| HN Mirror

Y	Hacker News new \| ask \| show \| jobs

by nsthorat 3181 days ago

deeplearn.js author here...

We do not send any webcam / audio data back to a server, all of the computation is totally client side. The storage API requests are just downloading weights of a pretrained model.

We're thinking about releasing a blog post explaining the technical details of this project, would people be interested?

5 comments

amelius 3181 days ago

Yes please! :)

And some quick questions:

What network topology do you use, and on what model is it based (e.g. "inception")?

What kind of data have you used to pretrain the model?

link

nsthorat 3181 days ago

We're using SqueezeNet (https://github.com/DeepScale/SqueezeNet), which is similar to Inception (trained on the same ImageNet dataset) but is much smaller - 5MB instead of inception's 100MB - and inference is much much quicker.

The application takes webcam frames and infers through SqueezeNet, producing a 1000D logits vector for each frame. These can be thought of as unnormalized probabilities for each of ImageNet's 1000 classes.

During the collection phase, we collect these vectors for each class in browser memory, and during inference we pass the frame through SqueezeNet and do k-nearest neighbors to find the class with the most similar logits vector. KNN is quick because we vectorize it as one large matrix multiplication.

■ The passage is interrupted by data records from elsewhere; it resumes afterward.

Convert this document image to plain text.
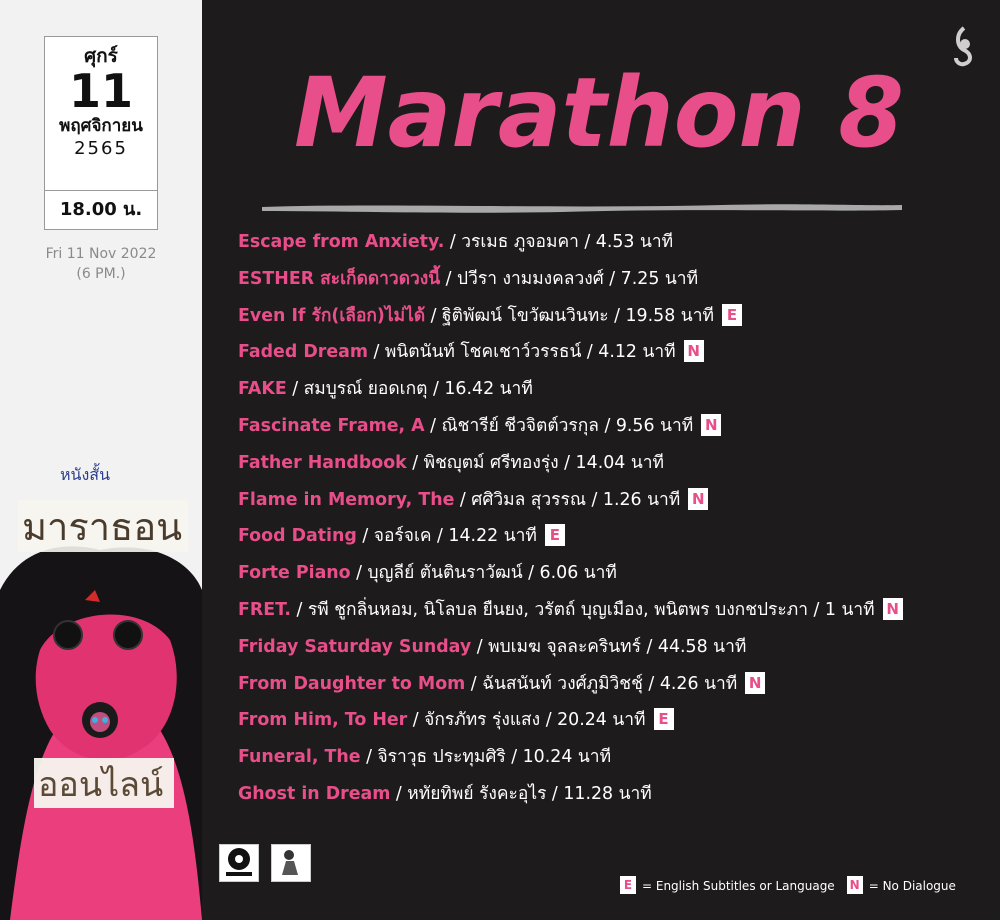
ศุกร์
11
พฤศจิกายน
2565
18.00 น.
Fri 11 Nov 2022
(6 PM.)
หนังสั้น
มาราธอน
ออนไลน์
Marathon 8
Escape from Anxiety. / วรเมธ ภูจอมคา / 4.53 นาที
ESTHER สะเก็ดดาวดวงนี้ / ปวีรา งามมงคลวงศ์ / 7.25 นาที
Even If รัก(เลือก)ไม่ได้ / ฐิติพัฒน์ โขวัฒนวินทะ / 19.58 นาที E
Faded Dream / พนิตนันท์ โชคเชาว์วรรธน์ / 4.12 นาที N
FAKE / สมบูรณ์ ยอดเกตุ / 16.42 นาที
Fascinate Frame, A / ณิชารีย์ ชีวจิตต์วรกุล / 9.56 นาที N
Father Handbook / พิชญุตม์ ศรีทองรุ่ง / 14.04 นาที
Flame in Memory, The / ศศิวิมล สุวรรณ / 1.26 นาที N
Food Dating / จอร์จเค / 14.22 นาที E
Forte Piano / บุญลีย์ ตันตินราวัฒน์ / 6.06 นาที
FRET. / รพี ชูกลิ่นหอม, นิโลบล ยืนยง, วรัตถ์ บุญเมือง, พนิตพร บงกชประภา / 1 นาที N
Friday Saturday Sunday / พบเมฆ จุลละครินทร์ / 44.58 นาที
From Daughter to Mom / ฉันสนันท์ วงศ์ภูมิวิชชุ์ / 4.26 นาที N
From Him, To Her / จักรภัทร รุ่งแสง / 20.24 นาที E
Funeral, The / จิราวุธ ประทุมศิริ / 10.24 นาที
Ghost in Dream / หทัยทิพย์ รังคะอุไร / 11.28 นาที
E = English Subtitles or Language N = No Dialogue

I'll go deeper in a blog post soon :)

link

eggie5 3180 days ago

So you're doing nearest neighbour search on the images features from the CNN. This is alluded to in Figure 4 of the DeCaf paper: https://twitter.com/eggie5/status/907120374575505408

link

eggie5 3180 days ago

alexnet paper not decaf paper!

link

amelius 3181 days ago

Interesting!

I'm curious why you've used a different classification algorithm on top of a neural network. I would expect that a neural network on top of a pretrained network could give similar results, with the benefit of simpler code. Is performance the reason?

Anyway, I'm looking forward to your blog post.

link

nsthorat 3181 days ago

Training a neural network on top would require a "proper" training phase, and finding the right hyperparameters that work everywhere turned out to be tricky. Actually, this is what we did originally, in the blog post we'll try to show demos of each of the approaches and explain why they don't work.

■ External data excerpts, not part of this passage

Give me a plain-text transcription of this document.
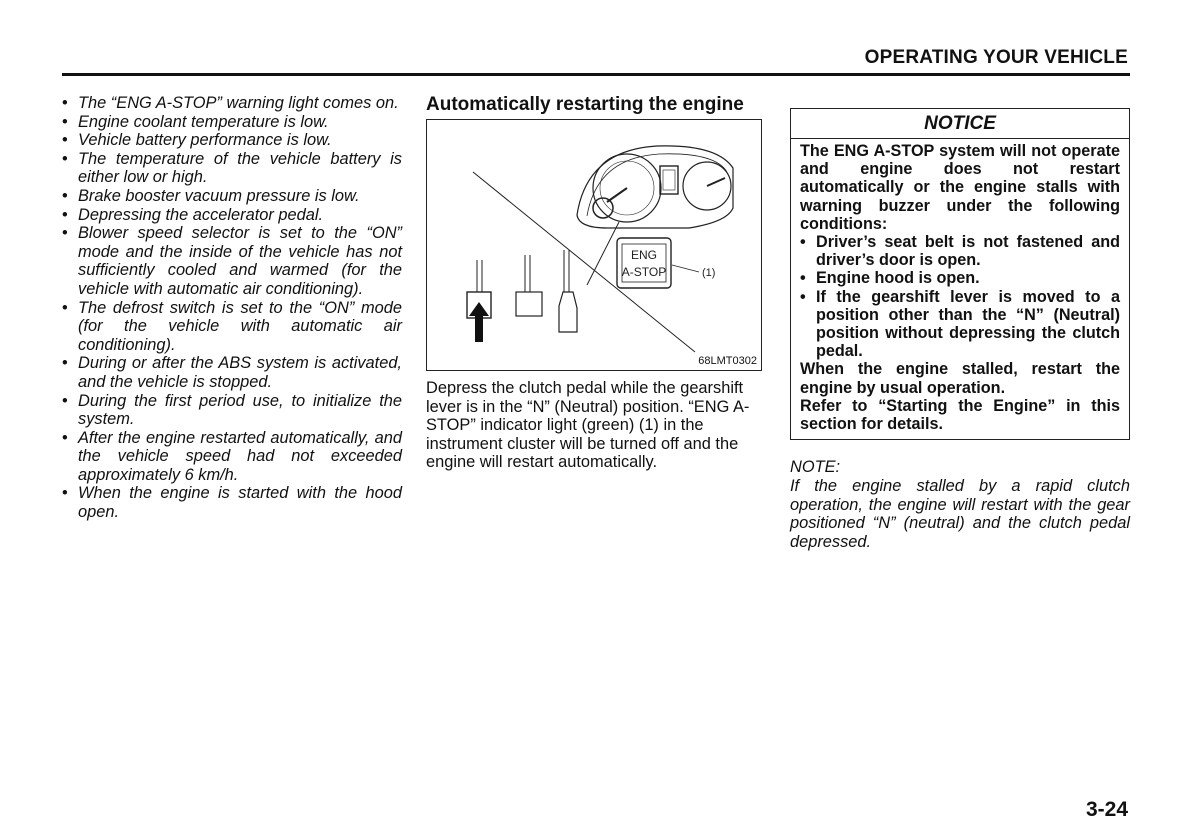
OPERATING YOUR VEHICLE
• The “ENG A-STOP” warning light comes on.
• Engine coolant temperature is low.
• Vehicle battery performance is low.
• The temperature of the vehicle battery is either low or high.
• Brake booster vacuum pressure is low.
• Depressing the accelerator pedal.
• Blower speed selector is set to the “ON” mode and the inside of the vehicle has not sufficiently cooled and warmed (for the vehicle with automatic air conditioning).
• The defrost switch is set to the “ON” mode (for the vehicle with automatic air conditioning).
• During or after the ABS system is activated, and the vehicle is stopped.
• During the first period use, to initialize the system.
• After the engine restarted automatically, and the vehicle speed had not exceeded approximately 6 km/h.
• When the engine is started with the hood open.
Automatically restarting the engine
ENG
A-STOP	(1)
68LMT0302
Depress the clutch pedal while the gearshift lever is in the “N” (Neutral) position. “ENG A-STOP” indicator light (green) (1) in the instrument cluster will be turned off and the engine will restart automatically.
NOTICE
The ENG A-STOP system will not operate and engine does not restart automatically or the engine stalls with warning buzzer under the following conditions:
• Driver’s seat belt is not fastened and driver’s door is open.
• Engine hood is open.
• If the gearshift lever is moved to a position other than the “N” (Neutral) position without depressing the clutch pedal.
When the engine stalled, restart the engine by usual operation.
Refer to “Starting the Engine” in this section for details.
NOTE:
If the engine stalled by a rapid clutch operation, the engine will restart with the gear positioned “N” (neutral) and the clutch pedal depressed.
3-24
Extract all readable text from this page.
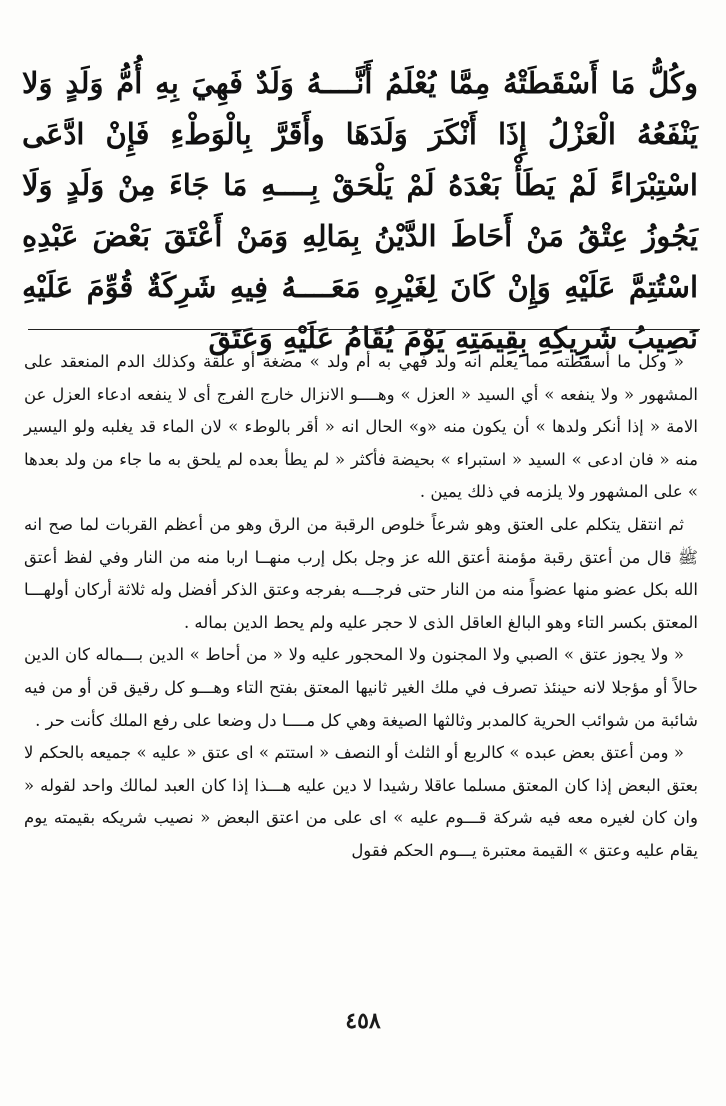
وكُلُّ مَا أَسْقَطَتْهُ مِمَّا يُعْلَمُ أَنَّــــهُ وَلَدٌ فَهِيَ بِهِ أُمُّ وَلَدٍ وَلا يَنْفَعُهُ الْعَزْلُ إِذَا أَنْكَرَ وَلَدَهَا وأَقَرَّ بِالْوَطْءِ فَإِنْ ادَّعَى اسْتِبْرَاءً لَمْ يَطَأْ بَعْدَهُ لَمْ يَلْحَقْ بِــــهِ مَا جَاءَ مِنْ وَلَدٍ وَلَا يَجُوزُ عِتْقُ مَنْ أَحَاطَ الدَّيْنُ بِمَالِهِ وَمَنْ أَعْتَقَ بَعْضَ عَبْدِهِ اسْتُتِمَّ عَلَيْهِ وَإِنْ كَانَ لِغَيْرِهِ مَعَــــهُ فِيهِ شَرِكَةٌ قُوِّمَ عَلَيْهِ نَصِيبُ شَرِيكِهِ بِقِيمَتِهِ يَوْمَ يُقَامُ عَلَيْهِ وَعَتَقَ

« وكل ما أسقطته مما يعلم انه ولد فهي به أم ولد » مضغة أو علقة وكذلك الدم المنعقد على المشهور « ولا ينفعه » أي السيد « العزل » وهــــو الانزال خارج الفرج أى لا ينفعه ادعاء العزل عن الامة « إذا أنكر ولدها » أن يكون منه «و» الحال انه « أقر بالوطء » لان الماء قد يغلبه ولو اليسير منه « فان ادعى » السيد « استبراء » بحيضة فأكثر « لم يطأ بعده لم يلحق به ما جاء من ولد بعدها » على المشهور ولا يلزمه في ذلك يمين .

ثم انتقل يتكلم على العتق وهو شرعاً خلوص الرقبة من الرق وهو من أعظم القربات لما صح انه ﷺ قال من أعتق رقبة مؤمنة أعتق الله عز وجل بكل إرب منهــا اربا منه من النار وفي لفظ أعتق الله بكل عضو منها عضواً منه من النار حتى فرجـــه بفرجه وعتق الذكر أفضل وله ثلاثة أركان أولهـــا المعتق بكسر التاء وهو البالغ العاقل الذى لا حجر عليه ولم يحط الدين بماله .

« ولا يجوز عتق » الصبي ولا المجنون ولا المحجور عليه ولا « من أحاط » الدين بـــماله كان الدين حالاً أو مؤجلا لانه حينئذ تصرف في ملك الغير ثانيها المعتق بفتح التاء وهـــو كل رقيق قن أو من فيه شائبة من شوائب الحرية كالمدبر وثالثها الصيغة وهي كل مــــا دل وضعا على رفع الملك كأنت حر .

« ومن أعتق بعض عبده » كالربع أو الثلث أو النصف « استتم » اى عتق « عليه » جميعه بالحكم لا بعتق البعض إذا كان المعتق مسلما عاقلا رشيدا لا دين عليه هـــذا إذا كان العبد لمالك واحد لقوله « وان كان لغيره معه فيه شركة قـــوم عليه » اى على من اعتق البعض « نصيب شريكه بقيمته يوم يقام عليه وعتق » القيمة معتبرة يـــوم الحكم فقول

٤٥٨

KNN also makes training "instant", and the code much much simpler.

link

amelius 3181 days ago

That makes sense.

By the way, I think your software could become very popular on the Raspberry Pi, because it would be very cheap and fun to use it for all sorts of applications (e.g. home automation).

link

nsthorat 3181 days ago

https://github.com/PAIR-code/deeplearnjs/issues/158

link

make3 3181 days ago

Basically, read this paper: https://www.cs.cmu.edu/~rsalakhu/papers/oneshot1.pdf

link

Splines 3181 days ago

There's something fantastically entertaining about this. It's stupidly simple (from the outside) but interacting with the computer in such a different way is weirdly fun.

It's like when you turn on a camera and people can see themselves on a TV. A lot of people can't help but make faces at it.

link

sydd 3180 days ago

Why does it not work in Edge? Please keep the web open, do not make stuff that does not work in a modern browser. Also always give an option to try it anyway.

link

haser_au 3180 days ago

A blog post on the technical details would be great, please. Thanks in advance, since I know it'll take a bit of your time to write.

link

godelmachine 3180 days ago

To answer the question at last, yes, I am interested.

link